About Amy Tucker
Amy Tucker (she/her) is a scholar, writer, researcher, and instructor based in Kamloops, British Columbia, on Secwépemc Territory. Her scholarship sits at the intersection of organizational sociology, educational studies, and the embodied experience of precarity — asking what institutions do to people, and what people do to survive them.
As a Doctor of Social Sciences candidate at Royal Roads University, her dissertation employs participatory research with international students and contract faculty to theorize employment precarity in higher education. This work introduces three original contributions: asymmetrical precarity, which examines how vulnerability is unevenly distributed across institutional actors; malperformative inclusion, which describes equity interventions that succeed operationally while failing the bodies they serve; and ghost data, which surfaces the knowledge produced by those rendered structurally invisible.
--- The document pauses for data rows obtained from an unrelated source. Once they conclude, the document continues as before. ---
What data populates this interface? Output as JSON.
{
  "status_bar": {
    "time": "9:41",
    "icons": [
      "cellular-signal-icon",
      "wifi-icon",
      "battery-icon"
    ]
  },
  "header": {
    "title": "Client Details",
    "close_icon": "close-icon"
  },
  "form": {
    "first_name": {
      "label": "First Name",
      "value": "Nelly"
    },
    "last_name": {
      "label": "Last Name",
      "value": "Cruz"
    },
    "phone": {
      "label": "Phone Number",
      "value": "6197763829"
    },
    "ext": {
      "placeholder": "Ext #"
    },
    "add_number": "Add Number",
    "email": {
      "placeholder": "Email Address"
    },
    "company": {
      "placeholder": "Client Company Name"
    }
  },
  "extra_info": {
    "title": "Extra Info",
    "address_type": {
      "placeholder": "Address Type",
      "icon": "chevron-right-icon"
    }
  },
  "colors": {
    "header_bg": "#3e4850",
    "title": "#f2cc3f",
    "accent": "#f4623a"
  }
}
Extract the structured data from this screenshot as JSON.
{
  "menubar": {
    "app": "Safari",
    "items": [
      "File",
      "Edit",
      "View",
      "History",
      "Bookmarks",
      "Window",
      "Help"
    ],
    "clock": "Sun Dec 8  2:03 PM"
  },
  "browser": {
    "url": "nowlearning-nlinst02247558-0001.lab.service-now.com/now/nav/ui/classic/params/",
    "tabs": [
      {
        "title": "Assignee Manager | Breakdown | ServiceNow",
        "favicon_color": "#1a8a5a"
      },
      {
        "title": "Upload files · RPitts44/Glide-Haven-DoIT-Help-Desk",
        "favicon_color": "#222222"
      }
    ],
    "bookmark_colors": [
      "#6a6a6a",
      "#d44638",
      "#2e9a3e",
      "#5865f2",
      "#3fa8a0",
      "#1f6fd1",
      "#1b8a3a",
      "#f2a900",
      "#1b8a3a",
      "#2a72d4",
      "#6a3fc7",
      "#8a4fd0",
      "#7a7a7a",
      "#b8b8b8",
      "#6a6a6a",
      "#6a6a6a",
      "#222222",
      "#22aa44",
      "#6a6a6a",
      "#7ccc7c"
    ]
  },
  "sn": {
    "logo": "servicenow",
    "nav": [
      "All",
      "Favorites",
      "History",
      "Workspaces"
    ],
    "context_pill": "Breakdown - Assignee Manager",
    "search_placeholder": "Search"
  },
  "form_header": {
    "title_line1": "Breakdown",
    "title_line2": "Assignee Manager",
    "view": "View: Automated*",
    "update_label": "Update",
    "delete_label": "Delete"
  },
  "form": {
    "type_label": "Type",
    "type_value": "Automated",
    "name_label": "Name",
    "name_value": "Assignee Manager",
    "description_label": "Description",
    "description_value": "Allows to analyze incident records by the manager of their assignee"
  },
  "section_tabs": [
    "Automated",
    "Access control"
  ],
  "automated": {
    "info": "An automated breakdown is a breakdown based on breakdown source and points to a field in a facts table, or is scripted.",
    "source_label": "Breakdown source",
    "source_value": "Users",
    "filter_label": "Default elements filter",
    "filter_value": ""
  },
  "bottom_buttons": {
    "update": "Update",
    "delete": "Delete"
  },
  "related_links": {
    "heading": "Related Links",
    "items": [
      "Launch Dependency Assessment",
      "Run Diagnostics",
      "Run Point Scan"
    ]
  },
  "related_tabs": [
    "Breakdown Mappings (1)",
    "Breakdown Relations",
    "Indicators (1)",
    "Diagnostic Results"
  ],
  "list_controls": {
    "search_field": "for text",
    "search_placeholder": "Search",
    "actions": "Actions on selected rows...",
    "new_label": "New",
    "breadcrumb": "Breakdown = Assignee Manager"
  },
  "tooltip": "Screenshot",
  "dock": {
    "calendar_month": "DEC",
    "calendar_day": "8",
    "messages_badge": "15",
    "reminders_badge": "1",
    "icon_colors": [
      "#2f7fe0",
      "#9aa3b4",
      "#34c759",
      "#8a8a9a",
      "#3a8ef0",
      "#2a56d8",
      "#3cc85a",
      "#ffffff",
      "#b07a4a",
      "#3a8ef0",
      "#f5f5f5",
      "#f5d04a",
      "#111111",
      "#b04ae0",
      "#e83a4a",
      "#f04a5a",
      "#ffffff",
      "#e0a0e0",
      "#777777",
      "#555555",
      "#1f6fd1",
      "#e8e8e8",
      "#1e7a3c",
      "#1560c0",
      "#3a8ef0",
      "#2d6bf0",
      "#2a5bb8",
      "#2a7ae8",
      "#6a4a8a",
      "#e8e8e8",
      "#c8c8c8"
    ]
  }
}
Her Master of Arts in Human Rights and Social Justice research from Thompson Rivers University develops a complementary framework: alonetude — contemplative solitude that becomes generative when four conditions converge: intentional choice, felt safety, present-moment awareness, and meaning integration. Her creative thesis, 30 Days by the Sea: A Research Inquiry into the Third Shore, documents a thirty-day solo retreat on the Sea of Cortez as both healing practice and scholarly inquiry into precarious academic labour, rest as a human right, and the politics of recovery.
Over 19 years at Thompson Rivers University, Amy has taught organizational behaviour, HRM, and labour relations, and designed courses that integrate theory with the lived realities of adult learners. Nearly a decade of union governance experience — including service as Chair of the Non-Regular Faculty Committee — has grounded her academic work in the institutional structures she studies.
Amy is also a monthly wellness columnist for the Kamloops Chronicle (“Welcoming Wellness”) and a nationally competitive masters athlete. She is currently co-writing The TRUE History of Open Learning in British Columbia with John Bryant and Sylvia Bell.
She holds a 4.0 GPA from Thompson Rivers University (MA) and a 3.94 GPA from Royal Roads University (DSocSci), and is the recipient of the Kamloops Elizabeth Fry Award (2023), the Royal Roads Student Experience Award, and two Academic Entrance Awards.